BusABC.recv: keep calling _recv_internal until it returns None #1686

malsyned · 2023-10-26T21:49:44Z

Even if recv() is called with timeout=0, the caller's intention is probably for recv() to check all of the messages that have already arrived at the interface until one of them matches the filters.

This is already the way recv() behaves for interface drivers that take advantage of hardware or OS-level filtering, but those that use BusABC's default software-based filtering might return None even if a matching message has already arrived.

malsyned · 2023-10-27T16:50:32Z

Sorry, this PR is still buggy. I'm going to build out the unit tests a little bit to test recv() more thoroughly and push an updated version in a little while.

Even if recv() is called with timeout=0, the caller's intention is probably for recv() to check all of the messages that have already arrived at the interface until one of them matches the filters. This is already the way recv() behaves for interface drivers that take advantage of hardware or OS-level filtering, but those that use BusABC's default software-based filtering might return None even if a matching message has already arrived.

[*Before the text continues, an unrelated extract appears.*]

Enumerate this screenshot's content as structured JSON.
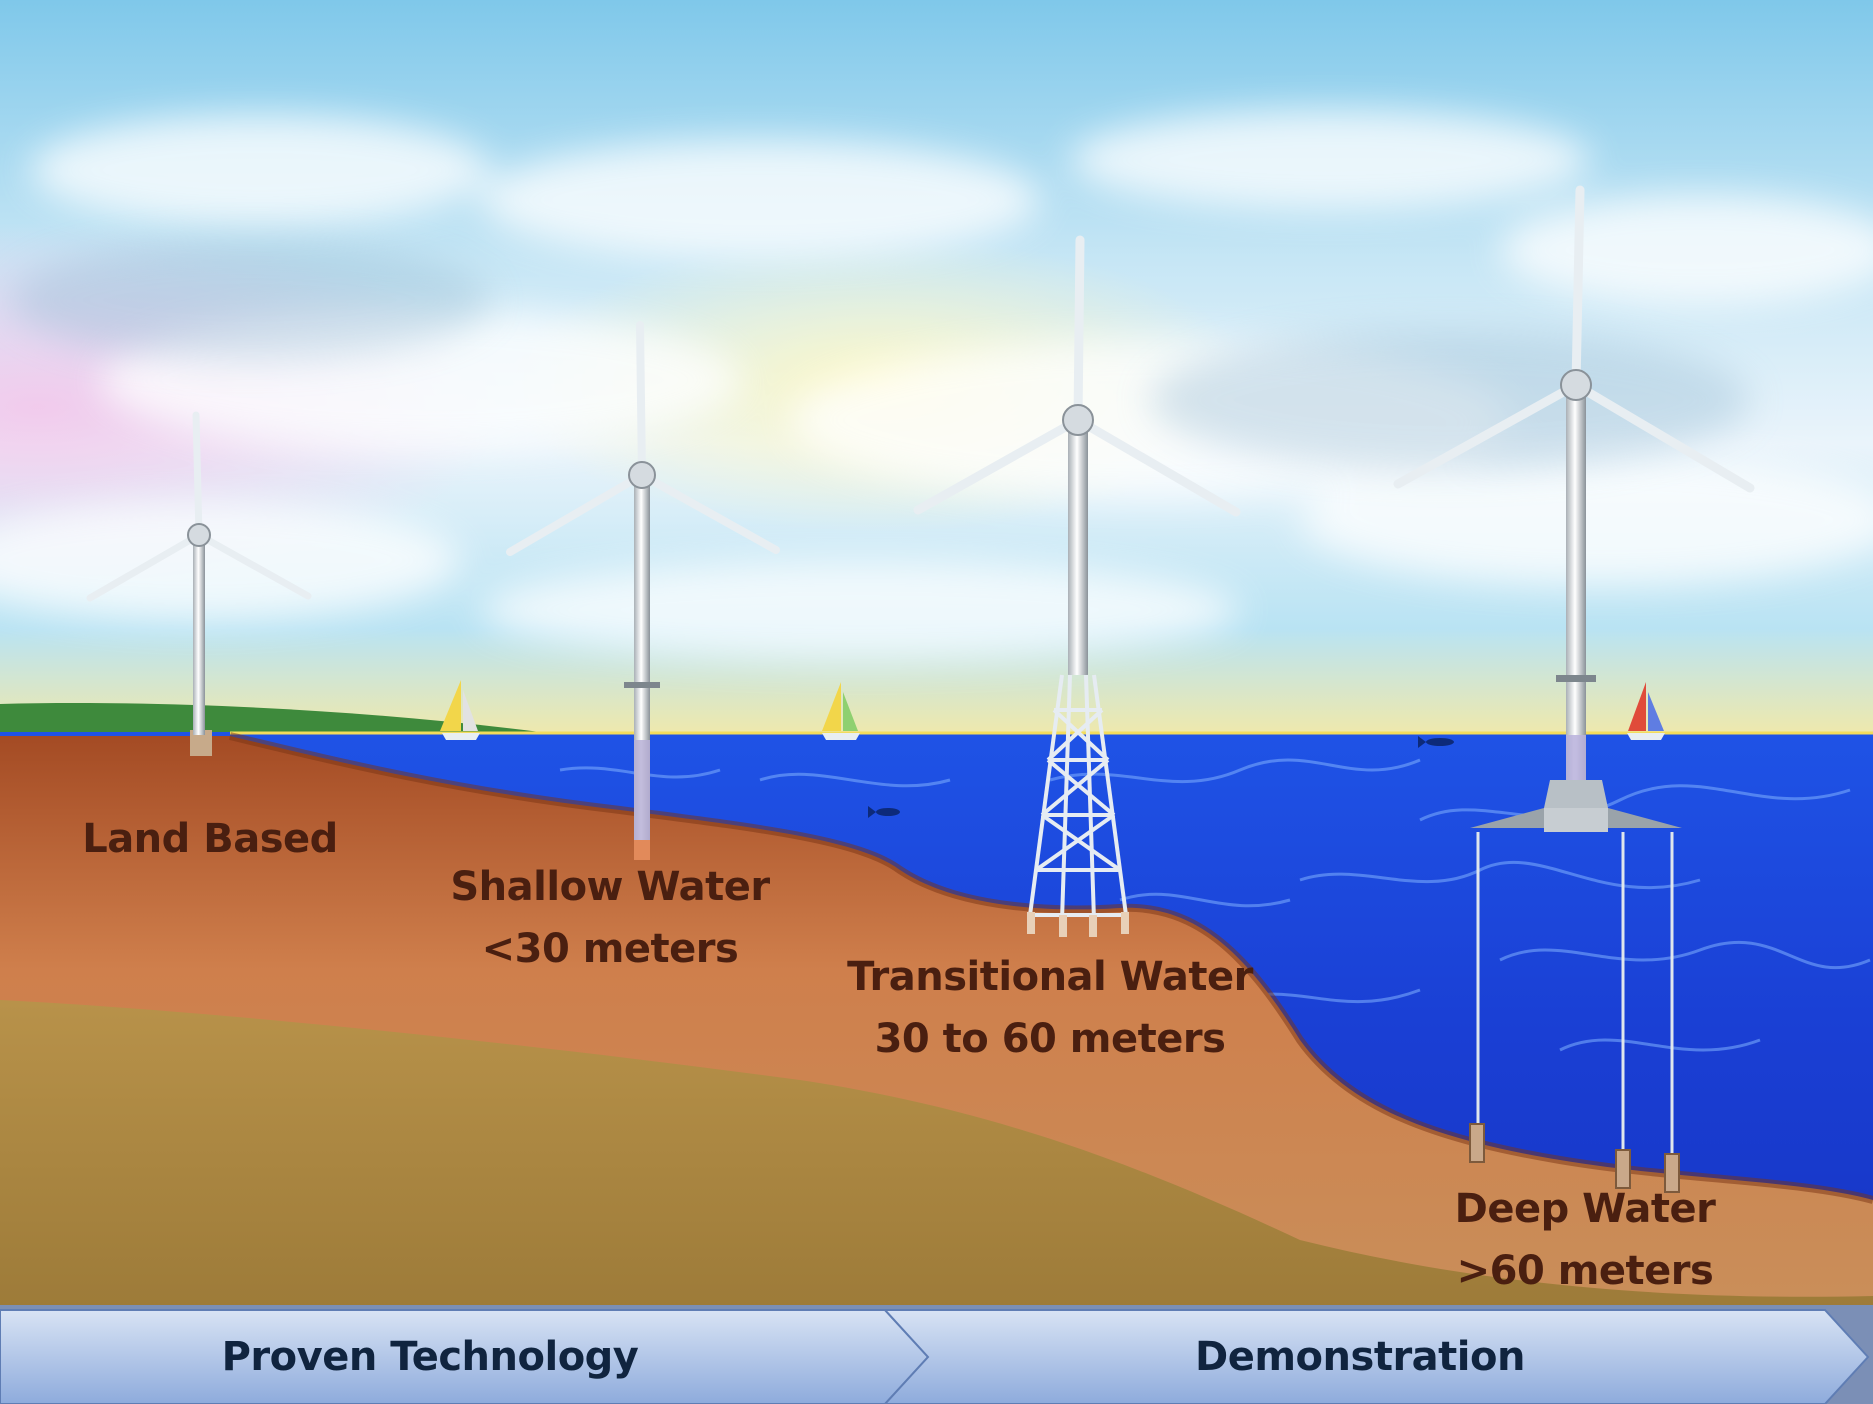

malsyned · 2023-10-27T18:14:45Z

This PR should be good to go now. It simplifies the logic in recv() by leveraging the fact that _recv_internal() already takes care of determining whether an rx timeout has occurred and returns None if it has. Therefore recv() doesn't ever need to check whether time_left > 0 or not, only whether _recv_internal() has returned None or not. Eventually, _recv_internal() will get called with timeout=0, and if there are no messages already in the underlying interface's receive buffer, recv() will return None.

zariiii9003 · 2023-10-28T10:41:29Z

can/bus.py

-                return None
+            # try again with reduced timeout
+            if timeout is not None:
+                time_left = max(0, timeout - (time() - start))


If you remove the timeout check here, it could happen, that you never leave this loop as long as you receive messages, that do not pass the filter.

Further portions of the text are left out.